In his March 5 Address to Congress, Prime Minister Netanyahu warned that the Iran deal would leave a vast nuclear infrastructure with a break-out time that would be “very short — about a year by U.S. assessment, even shorter by Israel’s.” The last four words were a diplomatic way of noting Israel’s lack of confidence in the one-year assurances of the Obama administration. Based on the extensive analysis released this week by the Institute for Science and International Security (ISIS), “Breakout Timelines Under the Joint Comprehensive Plan of Action” (JCPOA), Israel’s assessment is more accurate. The ISIS study concludes that the likely breakout time is seven months.
On August 4 — at a time when the preliminary ISIS estimate was six-to-seven months — the organization’s president, David Albright, testified before the Senate Foreign Relations Committee and had this exchange with Senator Menendez:
SEN. MENENDEZ: Now, let me ask you something. I was a little stunned — and of course you cautioned that it’s not a final assessment … that the [JCPOA] doesn’t seem to accomplish a one-year breakout — that it may be between six and seven months. At what point in time will you be able to, with certainty … make [a final] determination?
ALBRIGHT: We’re working on it … and we’d like to get an administration response. I mean, we asked them last week for a response on this concern. …
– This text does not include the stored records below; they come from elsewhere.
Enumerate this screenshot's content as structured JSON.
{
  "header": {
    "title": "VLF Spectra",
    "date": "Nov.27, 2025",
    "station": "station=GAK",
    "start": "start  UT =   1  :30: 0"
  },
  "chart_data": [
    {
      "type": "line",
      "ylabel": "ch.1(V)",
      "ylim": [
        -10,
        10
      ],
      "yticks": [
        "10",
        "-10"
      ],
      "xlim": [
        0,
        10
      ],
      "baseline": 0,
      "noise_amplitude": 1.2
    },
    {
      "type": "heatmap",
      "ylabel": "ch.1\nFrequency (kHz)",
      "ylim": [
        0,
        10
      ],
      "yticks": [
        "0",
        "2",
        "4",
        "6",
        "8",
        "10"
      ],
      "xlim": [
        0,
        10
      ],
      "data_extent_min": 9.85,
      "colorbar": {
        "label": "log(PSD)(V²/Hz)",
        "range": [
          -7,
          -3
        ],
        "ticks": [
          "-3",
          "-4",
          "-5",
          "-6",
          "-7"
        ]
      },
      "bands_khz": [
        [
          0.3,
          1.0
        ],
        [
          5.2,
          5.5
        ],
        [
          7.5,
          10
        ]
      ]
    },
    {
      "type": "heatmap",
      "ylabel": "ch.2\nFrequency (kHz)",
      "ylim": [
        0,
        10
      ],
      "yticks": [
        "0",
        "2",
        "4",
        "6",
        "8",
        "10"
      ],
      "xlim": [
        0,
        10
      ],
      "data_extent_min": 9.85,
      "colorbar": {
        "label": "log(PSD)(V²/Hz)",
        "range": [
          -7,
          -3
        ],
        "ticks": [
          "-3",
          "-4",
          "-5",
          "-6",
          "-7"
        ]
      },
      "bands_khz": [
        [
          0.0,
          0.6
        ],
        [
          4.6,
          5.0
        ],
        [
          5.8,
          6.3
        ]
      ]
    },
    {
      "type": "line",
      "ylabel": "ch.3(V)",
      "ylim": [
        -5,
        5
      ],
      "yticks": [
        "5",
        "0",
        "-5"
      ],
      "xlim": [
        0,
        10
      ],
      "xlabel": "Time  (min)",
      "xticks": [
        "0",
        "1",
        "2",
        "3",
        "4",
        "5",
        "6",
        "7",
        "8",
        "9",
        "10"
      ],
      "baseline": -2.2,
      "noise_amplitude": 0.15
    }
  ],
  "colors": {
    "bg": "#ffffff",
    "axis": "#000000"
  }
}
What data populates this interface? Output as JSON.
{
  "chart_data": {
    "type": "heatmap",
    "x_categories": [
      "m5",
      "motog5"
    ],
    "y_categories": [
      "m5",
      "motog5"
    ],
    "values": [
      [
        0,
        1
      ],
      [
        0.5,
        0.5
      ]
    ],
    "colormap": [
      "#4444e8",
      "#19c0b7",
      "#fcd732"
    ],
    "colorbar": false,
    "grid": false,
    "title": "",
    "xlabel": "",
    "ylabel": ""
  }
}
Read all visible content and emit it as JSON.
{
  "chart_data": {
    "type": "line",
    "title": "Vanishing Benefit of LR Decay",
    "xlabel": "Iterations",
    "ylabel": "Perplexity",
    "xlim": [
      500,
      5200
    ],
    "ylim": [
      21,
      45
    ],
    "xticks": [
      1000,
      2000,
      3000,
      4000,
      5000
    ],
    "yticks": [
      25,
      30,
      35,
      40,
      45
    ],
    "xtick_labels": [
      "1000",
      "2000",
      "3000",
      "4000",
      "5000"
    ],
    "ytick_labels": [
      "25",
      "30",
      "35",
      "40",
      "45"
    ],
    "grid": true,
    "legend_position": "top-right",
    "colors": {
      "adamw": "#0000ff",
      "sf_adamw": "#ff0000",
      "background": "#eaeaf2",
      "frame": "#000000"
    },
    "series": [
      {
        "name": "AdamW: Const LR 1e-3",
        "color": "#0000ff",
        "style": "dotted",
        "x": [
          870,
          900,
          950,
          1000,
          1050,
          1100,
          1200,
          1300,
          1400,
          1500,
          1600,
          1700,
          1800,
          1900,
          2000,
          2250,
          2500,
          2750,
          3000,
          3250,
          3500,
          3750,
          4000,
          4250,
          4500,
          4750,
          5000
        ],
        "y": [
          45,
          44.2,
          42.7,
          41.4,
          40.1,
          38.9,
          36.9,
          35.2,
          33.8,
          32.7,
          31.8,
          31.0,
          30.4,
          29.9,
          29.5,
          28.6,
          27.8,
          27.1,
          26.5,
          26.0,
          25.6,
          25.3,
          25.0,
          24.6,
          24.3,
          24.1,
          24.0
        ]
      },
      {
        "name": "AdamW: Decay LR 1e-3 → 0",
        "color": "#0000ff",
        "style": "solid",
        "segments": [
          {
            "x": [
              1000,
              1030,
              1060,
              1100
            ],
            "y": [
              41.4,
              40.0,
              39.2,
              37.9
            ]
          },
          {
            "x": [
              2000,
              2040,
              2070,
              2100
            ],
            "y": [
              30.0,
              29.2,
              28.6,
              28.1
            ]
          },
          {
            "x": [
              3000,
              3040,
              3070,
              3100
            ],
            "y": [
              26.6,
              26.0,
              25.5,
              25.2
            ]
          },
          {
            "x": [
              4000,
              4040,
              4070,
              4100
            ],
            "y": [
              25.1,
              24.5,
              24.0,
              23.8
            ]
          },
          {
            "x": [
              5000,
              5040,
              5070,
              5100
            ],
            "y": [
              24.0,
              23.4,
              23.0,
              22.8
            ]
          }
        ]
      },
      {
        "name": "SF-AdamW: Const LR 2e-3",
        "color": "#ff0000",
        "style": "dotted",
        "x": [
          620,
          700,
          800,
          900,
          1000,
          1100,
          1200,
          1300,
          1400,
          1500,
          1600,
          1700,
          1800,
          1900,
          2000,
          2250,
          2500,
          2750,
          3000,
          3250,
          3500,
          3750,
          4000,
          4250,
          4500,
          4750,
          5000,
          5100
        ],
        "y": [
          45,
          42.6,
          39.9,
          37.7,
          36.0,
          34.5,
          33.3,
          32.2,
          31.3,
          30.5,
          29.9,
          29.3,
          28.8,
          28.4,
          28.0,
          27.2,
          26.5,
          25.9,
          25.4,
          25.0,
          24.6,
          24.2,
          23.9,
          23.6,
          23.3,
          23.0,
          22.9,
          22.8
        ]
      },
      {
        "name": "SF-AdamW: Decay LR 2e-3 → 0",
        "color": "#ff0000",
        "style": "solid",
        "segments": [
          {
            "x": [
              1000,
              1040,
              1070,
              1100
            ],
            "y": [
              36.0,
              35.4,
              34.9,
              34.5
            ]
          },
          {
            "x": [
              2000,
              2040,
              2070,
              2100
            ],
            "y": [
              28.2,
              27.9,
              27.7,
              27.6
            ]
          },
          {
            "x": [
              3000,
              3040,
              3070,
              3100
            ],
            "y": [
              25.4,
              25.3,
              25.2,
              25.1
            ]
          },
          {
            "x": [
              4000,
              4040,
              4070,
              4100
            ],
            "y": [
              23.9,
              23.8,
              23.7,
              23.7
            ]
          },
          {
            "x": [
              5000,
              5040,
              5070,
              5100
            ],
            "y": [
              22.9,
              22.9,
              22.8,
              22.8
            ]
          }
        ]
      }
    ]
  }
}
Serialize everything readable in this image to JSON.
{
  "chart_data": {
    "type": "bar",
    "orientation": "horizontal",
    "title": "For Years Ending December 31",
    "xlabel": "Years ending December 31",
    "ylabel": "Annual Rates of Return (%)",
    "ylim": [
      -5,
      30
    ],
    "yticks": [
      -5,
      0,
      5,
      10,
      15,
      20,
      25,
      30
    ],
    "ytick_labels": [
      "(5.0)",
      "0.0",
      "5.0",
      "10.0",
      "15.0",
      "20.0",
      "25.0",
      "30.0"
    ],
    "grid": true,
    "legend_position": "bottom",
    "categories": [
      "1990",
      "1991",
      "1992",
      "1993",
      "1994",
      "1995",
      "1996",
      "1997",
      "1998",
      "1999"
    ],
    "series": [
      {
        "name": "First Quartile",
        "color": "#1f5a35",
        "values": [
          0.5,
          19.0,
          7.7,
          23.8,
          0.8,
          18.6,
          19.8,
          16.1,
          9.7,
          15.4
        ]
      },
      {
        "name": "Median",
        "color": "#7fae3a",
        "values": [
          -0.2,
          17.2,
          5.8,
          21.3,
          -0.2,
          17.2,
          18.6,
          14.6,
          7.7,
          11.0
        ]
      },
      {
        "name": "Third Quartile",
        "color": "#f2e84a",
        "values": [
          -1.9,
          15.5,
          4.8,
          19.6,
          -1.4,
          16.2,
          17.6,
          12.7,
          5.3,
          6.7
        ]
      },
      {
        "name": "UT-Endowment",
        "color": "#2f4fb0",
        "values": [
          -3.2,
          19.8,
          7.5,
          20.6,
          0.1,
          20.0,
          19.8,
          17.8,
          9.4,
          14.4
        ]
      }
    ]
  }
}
SEN. MENENDEZ: [Six-to-seven months] would be concerning to me, because I already am a little concerned that what we bought here was a very expensive alarm system … [S]ix or seven months is not going to be helpful if they decide to break out, because by the time we re-impose sanctions … it [wouldn’t] be meaningful. The next president of the United States … will only have one choice: to accept Iran as a nuclear weapons state or to have a military strike.
In its report, ISIS analyzes the imprudent assumption on which the Obama administration bases its one-year contention:
The bare-boned limits on Iran’s centrifuge program provide for at least a 12-month breakout period. However, based on ISIS analyses the agreed limits do not guarantee a 12-month breakout timeline during the first ten years of the agreement, if Iran can relatively quickly re-deploy its already manufactured IR-2m centrifuges. The administration has taken the position that Iran will not deploy these IR-2m centrifuges, because they have assessed that they will not work well enough. However, this assessment depends on an assumption about Iran’s manufactured IR-2m centrifuges that may not hold. Moreover, available data indicate that the breakage rate of the IR-2m centrifuges are no worse than those for the IR-1 centrifuges. Uncertainties about the quality of the existing IR-2m centrifuges make a definitive resolution of this issue difficult. Nonetheless, straightforward prudence would argue to include these centrifuges in a breakout, since their redeployment would have a major impact compared to IR-1 centrifuges and the United States lacks high assurance that the IR-2m centrifuges will not work adequately if deployed. In this case, the 12-month breakout criterion does not hold during the first ten years of the agreement. At a minimum, it is arguable whether the breakout criterion holds. [Emphasis added].
In the August 4 hearing, one of the other witnesses, Gary Samore, executive director for research in Harvard’s Belfer Center for Science and International Affairs, added this:
SAMORE: … Senator, I don’t think re-imposition of sanctions is an effective response to breakout. I think the only effective response to breakout is military force. I mean, if the Iranians have decided to run the risk of openly dashing for a nuclear weapon, I don’t think sanctions are going to deter them or stop them.
SEN. MENENDEZ: So it seems to me that if Iran makes a political decision to move forward because it believes it’s the preservation of the regime, the revolution, or its place in the region, then ultimately … we are just kicking the ball down the road, but we will have a stronger, resurgent Iran with more money and greater defense capabilities than it has today.
In the same way that indefensible borders invite aggression, a seven-month breakout period invites a breakout, by making the opportunity so tempting — especially if one side knows the real period while the other mistakenly thinks (or lulls itself into thinking) that it has 12 months. The breakout period will shorten even further as Iran improves its centrifuge technology; shorten even beyond that as the restrictions in the Iran deal fall by the wayside, including the fantasy of “snapback” sanctions; and eventually head toward zero.
The ISIS report contains a straightforward statement about the ultimate result of the deal: “it almost ensures that Iran can emerge in 15-20 years as a nuclear power with the potential, at a time of its choosing, to make enough weapon-grade uranium for several nuclear weapons within a few weeks.” (Emphasis added). So whether Iran breaks out, sneaks out, or waits out the agreement, the result is going to be the same.